Tsuji S - Hum. Mol. Genet. (2010)

Bottom Line: Recent studies have revealed that the effect sizes of the disease-relevant alleles that are identified based on comprehensive resequencing of large data sets of Parkinson disease are substantially larger than those identified by GWAS.Beyond this, whole genome resequencing is expected to bring a paradigm shift in clinical practice, where clinical practice including diagnosis and decision-making for appropriate therapeutic procedures is based on the 'personal genome'.The personal genome era is expected to be realized in the near future, and society needs to prepare for this new era.

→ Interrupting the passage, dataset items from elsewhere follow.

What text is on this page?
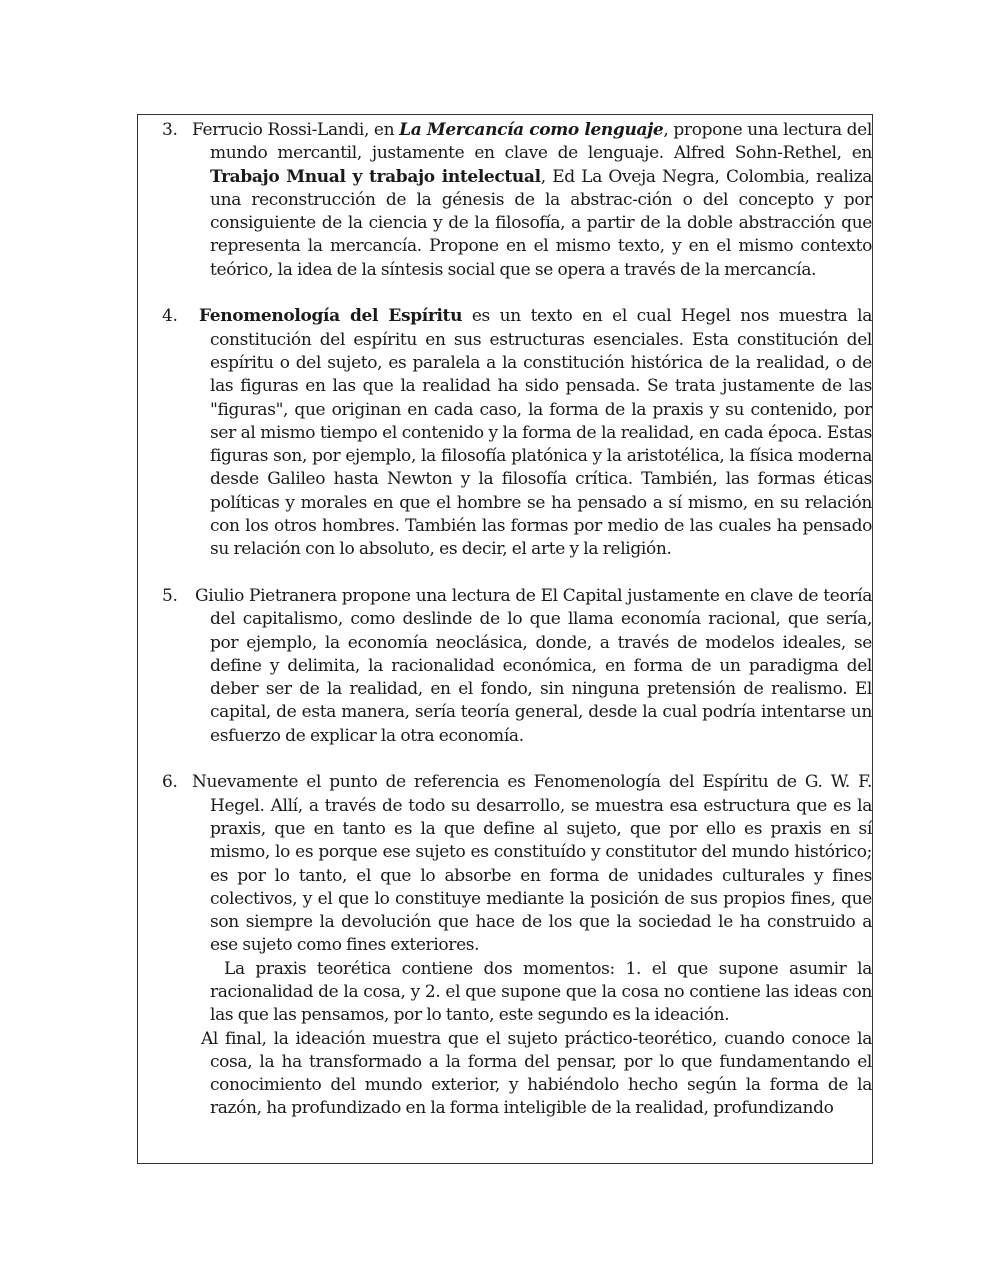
3. Ferrucio Rossi-Landi, en La Mercancía como lenguaje, propone una lectura del mundo mercantil, justamente en clave de lenguaje. Alfred Sohn-Rethel, en Trabajo Mnual y trabajo intelectual, Ed La Oveja Negra, Colombia, realiza una reconstrucción de la génesis de la abstrac-ción o del concepto y por consiguiente de la ciencia y de la filosofía, a partir de la doble abstracción que representa la mercancía. Propone en el mismo texto, y en el mismo contexto teórico, la idea de la síntesis social que se opera a través de la mercancía.

4.	Fenomenología del Espíritu es un texto en el cual Hegel nos muestra la constitución del espíritu en sus estructuras esenciales. Esta constitución del espíritu o del sujeto, es paralela a la constitución histórica de la realidad, o de las figuras en las que la realidad ha sido pensada. Se trata justamente de las "figuras", que originan en cada caso, la forma de la praxis y su contenido, por ser al mismo tiempo el contenido y la forma de la realidad, en cada época. Estas figuras son, por ejemplo, la filosofía platónica y la aristotélica, la física moderna desde Galileo hasta Newton y la filosofía crítica. También, las formas éticas políticas y morales en que el hombre se ha pensado a sí mismo, en su relación con los otros hombres. También las formas por medio de las cuales ha pensado su relación con lo absoluto, es decir, el arte y la religión.

5.	Giulio Pietranera propone una lectura de El Capital justamente en clave de teoría del capitalismo, como deslinde de lo que llama economía racional, que sería, por ejemplo, la economía neoclásica, donde, a través de modelos ideales, se define y delimita, la racionalidad económica, en forma de un paradigma del deber ser de la realidad, en el fondo, sin ninguna pretensión de realismo. El capital, de esta manera, sería teoría general, desde la cual podría intentarse un esfuerzo de explicar la otra economía.

6. Nuevamente el punto de referencia es Fenomenología del Espíritu de G. W. F. Hegel. Allí, a través de todo su desarrollo, se muestra esa estructura que es la praxis, que en tanto es la que define al sujeto, que por ello es praxis en sí mismo, lo es porque ese sujeto es constituído y constitutor del mundo histórico; es por lo tanto, el que lo absorbe en forma de unidades culturales y fines colectivos, y el que lo constituye mediante la posición de sus propios fines, que son siempre la devolución que hace de los que la sociedad le ha construido a ese sujeto como fines exteriores.

La praxis teorética contiene dos momentos: 1. el que supone asumir la racionalidad de la cosa, y 2. el que supone que la cosa no contiene las ideas con las que las pensamos, por lo tanto, este segundo es la ideación.

Al final, la ideación muestra que el sujeto práctico-teorético, cuando conoce la cosa, la ha transformado a la forma del pensar, por lo que fundamentando el conocimiento del mundo exterior, y habiéndolo hecho según la forma de la razón, ha profundizado en la forma inteligible de la realidad, profundizando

View Article: PubMed Central - PubMed

Affiliation: Department of Neurology, University of Tokyo, Tokyo 113-8655, Japan. tsuji@m.u-tokyo.ac.up

ABSTRACT
During the past three decades, we have witnessed remarkable advances in our understanding of the molecular etiologies of hereditary neurodegenerative diseases, which have been accomplished by 'positional cloning' strategies. The discoveries of the causative genes for hereditary neurodegenerative diseases accelerated not only the studies on the pathophysiologic mechanisms of diseases, but also the studies for the development of disease-modifying therapies. Genome-wide association studies (GWAS) based on the 'common disease-common variants hypothesis' are currently undertaken to elucidate disease-relevant alleles. Although GWAS have successfully revealed numerous susceptibility genes for neurodegenerative diseases, odds ratios associated with risk alleles are generally low and account for only a small proportion of estimated heritability. Recent studies have revealed that the effect sizes of the disease-relevant alleles that are identified based on comprehensive resequencing of large data sets of Parkinson disease are substantially larger than those identified by GWAS. These findings strongly argue for the role of the 'common disease-multiple rare variants hypothesis' in sporadic neurodegenerative diseases. Given the rapidly improving technologies of next-generation sequencing next-generation sequencing (NGS), we expect that NGS will eventually enable us to identify all the variants in an individual's personal genome, in particular, clinically relevant alleles. Beyond this, whole genome resequencing is expected to bring a paradigm shift in clinical practice, where clinical practice including diagnosis and decision-making for appropriate therapeutic procedures is based on the 'personal genome'. The personal genome era is expected to be realized in the near future, and society needs to prepare for this new era.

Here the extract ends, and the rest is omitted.